Jakarta (ANTARA) - Badan Pelindungan Pekerja Migran Indonesia (BP2MI) memastikan terus melakukan sosialisasi kepada calon pekerja migran Indonesia (PMI) agar tidak berangkat ke negara penempatan melalui cara tidak sesuai prosedur, mengingat rentan terkena eksploitasi.
"Sayangnya masih terus terjadi, pemberangkatan nonprosedural menjadi tiket untuk eksploitasi," kata Deputi Bidang Penempatan dan Pelindungan Kawasan Asia dan Afrika BP2MI Lasro Simbolon dalam pelepasan PMI ke Korea Selatan dipantau secara daring di Jakarta, Senin.
Ia menjelaskan BP2MI terus melakukan sosialisasi keuntungan untuk bekerja di luar negeri dengan menggunakan prosedur sesuai dengan aturan yang berlaku, salah satunya dilepas berangkat dengan hormat, menikmati fasilitas yang disediakan di beberapa bandara, serta memastikan mendapatkan pelindungan terkait dengan hak-haknya dari negara.
Sebaliknya, katanya, keberangkatan tidak sesuai prosedur dapat meningkatkan risiko tenaga kerja Indonesia mengalami eksploitasi, baik fisik maupun ketenagakerjaan. Selain itu, terdapat potensi menjadi korban tindak pidana perdagangan orang (TPPO).
"Dalam statistik, laporan dan layanan-layanan kita terlihat bedanya yang berangkat prosedural dan nonprosedural," kata dia.
Menurut data BP2MI, terdapat 143 pengaduan yang masuk per Agustus 2024 dengan 67,13 persen pengaduan berasal dari pekerja Indonesia yang bekerja di luar negeri tidak sesuai dengan prosedur yang ada.

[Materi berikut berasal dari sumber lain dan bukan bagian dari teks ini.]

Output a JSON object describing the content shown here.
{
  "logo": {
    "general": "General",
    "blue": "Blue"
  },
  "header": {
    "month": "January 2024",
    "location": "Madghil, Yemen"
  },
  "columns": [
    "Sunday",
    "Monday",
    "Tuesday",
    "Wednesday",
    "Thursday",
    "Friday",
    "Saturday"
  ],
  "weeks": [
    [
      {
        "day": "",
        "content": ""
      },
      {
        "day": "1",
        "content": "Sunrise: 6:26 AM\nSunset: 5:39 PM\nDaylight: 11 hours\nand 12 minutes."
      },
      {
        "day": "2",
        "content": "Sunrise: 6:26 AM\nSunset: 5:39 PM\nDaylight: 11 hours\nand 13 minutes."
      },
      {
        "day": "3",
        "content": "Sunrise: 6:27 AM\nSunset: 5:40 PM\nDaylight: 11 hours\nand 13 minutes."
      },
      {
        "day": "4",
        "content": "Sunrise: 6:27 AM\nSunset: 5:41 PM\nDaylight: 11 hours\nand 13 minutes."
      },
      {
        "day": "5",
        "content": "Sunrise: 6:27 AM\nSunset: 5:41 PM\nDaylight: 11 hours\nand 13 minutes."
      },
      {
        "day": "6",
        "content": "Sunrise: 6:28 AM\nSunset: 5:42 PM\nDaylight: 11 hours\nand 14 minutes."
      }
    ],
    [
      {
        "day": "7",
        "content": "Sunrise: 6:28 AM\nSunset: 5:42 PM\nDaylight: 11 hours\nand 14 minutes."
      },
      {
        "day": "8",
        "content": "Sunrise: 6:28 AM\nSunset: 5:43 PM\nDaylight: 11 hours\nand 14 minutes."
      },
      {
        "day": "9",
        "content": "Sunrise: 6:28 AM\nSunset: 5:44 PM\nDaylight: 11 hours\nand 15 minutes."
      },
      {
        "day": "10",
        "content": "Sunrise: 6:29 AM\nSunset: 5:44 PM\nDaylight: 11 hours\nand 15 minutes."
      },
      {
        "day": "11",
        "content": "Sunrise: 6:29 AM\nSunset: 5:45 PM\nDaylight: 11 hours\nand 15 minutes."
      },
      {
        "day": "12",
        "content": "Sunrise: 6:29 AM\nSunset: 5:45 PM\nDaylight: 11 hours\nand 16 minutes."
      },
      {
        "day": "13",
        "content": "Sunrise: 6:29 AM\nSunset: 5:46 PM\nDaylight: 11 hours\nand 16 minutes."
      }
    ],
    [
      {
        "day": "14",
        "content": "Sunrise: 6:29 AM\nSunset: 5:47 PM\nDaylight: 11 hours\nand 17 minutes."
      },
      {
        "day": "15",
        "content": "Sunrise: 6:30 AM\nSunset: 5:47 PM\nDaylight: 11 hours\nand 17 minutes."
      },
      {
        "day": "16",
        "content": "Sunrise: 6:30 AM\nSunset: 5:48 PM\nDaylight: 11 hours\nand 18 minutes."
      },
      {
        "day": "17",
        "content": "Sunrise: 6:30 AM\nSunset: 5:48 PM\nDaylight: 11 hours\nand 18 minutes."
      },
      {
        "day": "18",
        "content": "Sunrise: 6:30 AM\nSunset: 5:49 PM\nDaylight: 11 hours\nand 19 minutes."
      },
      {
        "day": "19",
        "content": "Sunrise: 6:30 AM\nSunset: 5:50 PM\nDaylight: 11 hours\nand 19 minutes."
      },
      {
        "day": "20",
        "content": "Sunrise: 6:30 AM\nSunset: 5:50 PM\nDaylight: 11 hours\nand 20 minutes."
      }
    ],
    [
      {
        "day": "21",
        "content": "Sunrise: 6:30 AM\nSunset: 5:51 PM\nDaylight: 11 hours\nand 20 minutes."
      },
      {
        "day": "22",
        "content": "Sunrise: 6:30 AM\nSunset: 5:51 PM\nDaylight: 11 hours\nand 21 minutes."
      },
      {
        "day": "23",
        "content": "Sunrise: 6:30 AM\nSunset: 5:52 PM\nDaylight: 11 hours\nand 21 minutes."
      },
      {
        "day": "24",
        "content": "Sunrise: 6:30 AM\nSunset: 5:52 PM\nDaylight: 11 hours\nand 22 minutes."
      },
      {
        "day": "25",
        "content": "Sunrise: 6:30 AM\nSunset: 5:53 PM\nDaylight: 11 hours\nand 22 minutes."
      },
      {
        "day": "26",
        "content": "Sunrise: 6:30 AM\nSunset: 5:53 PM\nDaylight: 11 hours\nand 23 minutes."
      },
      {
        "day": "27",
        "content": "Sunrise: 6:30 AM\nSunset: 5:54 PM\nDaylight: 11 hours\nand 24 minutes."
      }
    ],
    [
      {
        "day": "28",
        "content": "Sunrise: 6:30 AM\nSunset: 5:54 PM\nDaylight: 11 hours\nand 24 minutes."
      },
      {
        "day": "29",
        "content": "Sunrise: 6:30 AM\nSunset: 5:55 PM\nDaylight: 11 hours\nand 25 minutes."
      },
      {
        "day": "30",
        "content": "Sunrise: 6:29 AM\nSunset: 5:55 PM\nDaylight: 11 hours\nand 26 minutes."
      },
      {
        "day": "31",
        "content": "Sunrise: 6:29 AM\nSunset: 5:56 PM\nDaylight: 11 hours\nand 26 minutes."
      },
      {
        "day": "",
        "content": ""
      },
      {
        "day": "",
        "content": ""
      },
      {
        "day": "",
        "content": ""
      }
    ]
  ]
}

Total dalam periode Januari sampai dengan Agustus 2024 terdapat 1.022 aduan yang diterima oleh BP2MI, dengan 776 di antaranya berasal dari PMI nonprosedural dengan keluhan seperti ingin dipulangkan, gaji tidak dibayar, dan gagal berangkat.
Baru-baru ini, Kementerian Luar Negeri RI juga tengah berkoordinasi dengan otoritas Myanmar terkait dengan adanya warga negara Indonesia yang diduga disekap di Myawaddy, Myanmar yang menjadi korban penipuan tawaran bekerja di luar negeri.